By Andrew Edwards
The San Bernardino County Sun
SAN BERNARDINO, Calif. — Fire Chief Michael Conrad wants to devise a “pipeline” for the city’s aspiring firefighters to find jobs within the Fire Department.
The idea surfaced during recent budget talks. The development of a proposal for firefighter reserve program and “recruitment and hiring programs to help accomplish work force diversity and increase local job opportunities” are listed among other “major issues” in San Bernardino’s budget for the next 12 months.
The Fire Department may be something like an apprenticeship program in which prospective firefighters are able to get training while earning minimum wage. Conrad has advised the City Council that prospective firefighters may spend two or three years in this kind of system while they learn the necessary skills.
Doing this would require the city to pay for at least some of the training that San Bernardino’s firefighter candidates are required to pay for themselves.
“If we really want to as a city, start to diversify, we’ve got to commit ourselves and put some money into it,” Conrad told the council during a June 16 budget hearing.
The head of the union representing San Bernardino firefighters said their main concern regarding the chief’s idea is that current firefighters want to make sure that hiring standards are not compromised.
“Train them all you want, as long as the standards don’t change,” said Scott Moss, president of San Bernardino Professional Firefighters Association.
Young people looking forward to a career with San Bernardino City Fire can learn more about the fire service through such programs as Explorers or Public Safety Academy.

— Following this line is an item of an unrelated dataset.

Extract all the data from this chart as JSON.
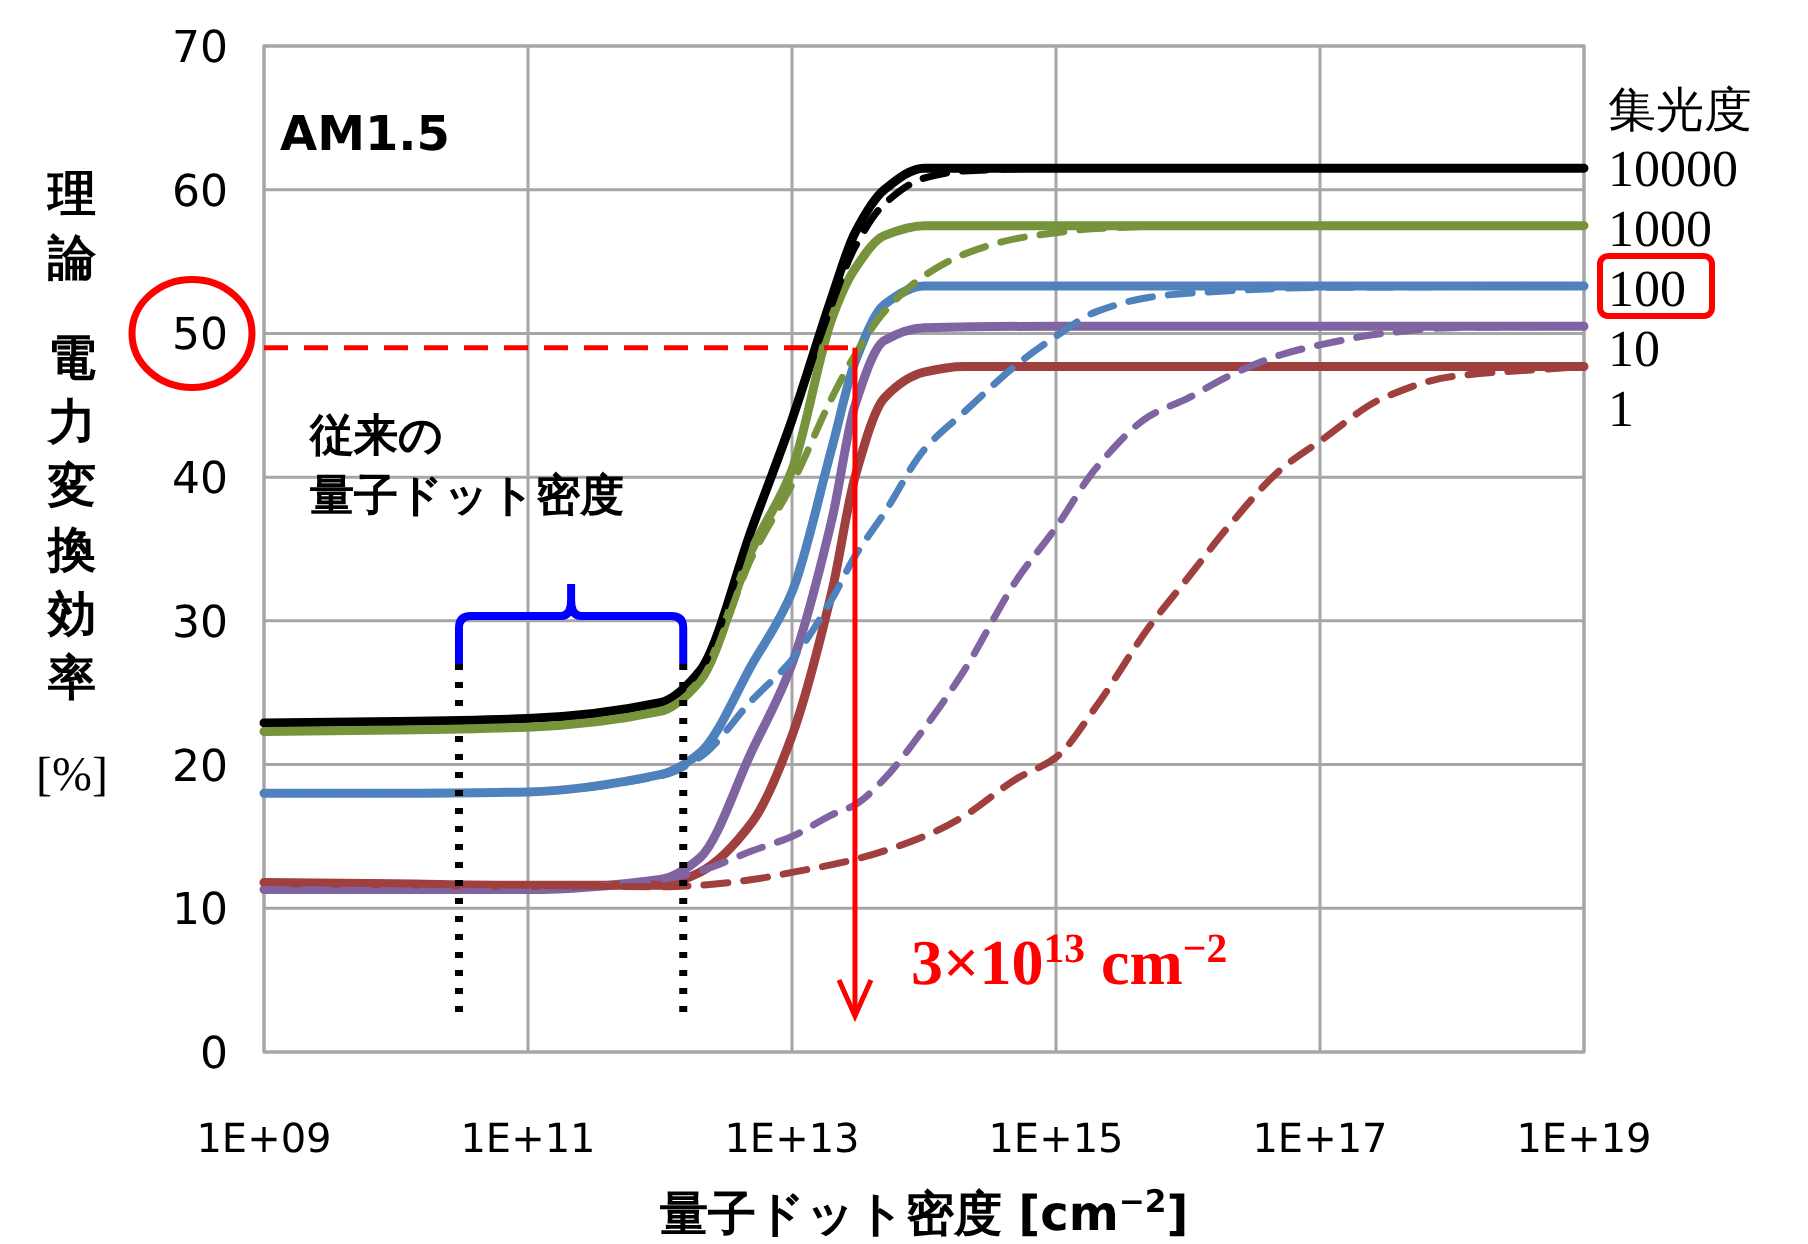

The latter is a charter school within the San Bernardino City Unified School District that was created to educate future police officers and firefighters.
Conrad and 6th Ward City Councilman Rikke Van Johnson, who backs the fire chief’s idea, said those programs are valuable, but the kind of reserve and apprenticeship programs being contemplated are needed to help Explorers and Public Safety Academy graduates earn a chance with the department.
“It makes it easy to transition them into your force,” Johnson said Thursday.
Johnson also said there is still much work to be done to fully develop these ideas.
“We’re still in the initial phase of the conversation,” he said.
At present, the Fire Department requires applicants to complete a substantial amount of training before they can be considered for a job.
This tends to have the effect of limiting job opportunities inside the San Bernardino Fire Department to people whose families have the financial abilities to support their career aspiration,” Conrad said.
“Our applicant pool now is fairly limited because of what we require them to come to us with. We require them to be paramedics or EMTs, and we require them to already have fire academy,” Conrad told the council.
“That takes people who have a lot of home support,” he continued.
Crafton Hills College in Yucaipa is one place near San Bernardino where students can get the kind of training Conrad described. The college’s paramedic program costs about $3,200 to complete. Enrollment fees for fire academy courses, not including prerequisites, are more than $340.
“You’re looking at three years, four years just to even start doing stuff,” said Robert Gastel, a 24-year-old seeking his first firefighting job who helps Capt. Mike Smith advise Explorer Post 403.
Explorer Post members meet with San Bernardino fire crews on Wednesday nights for physical training exercises and to learn about the job. The Explorer program is not enough training to qualify for employment, but Gastel said participation looks good on a resume.
“It’s experience at the age of 16 and 17. It really shows the panel that at 16, this kid wasn’t playing video games,” Gastel said.
The post’s members include Kacy Allen, a 19-year-old Pacific High School graduate who said he is drawn to firefighting because of the job’s camaraderie.
“It’s not the regular 9-to-5,” he said.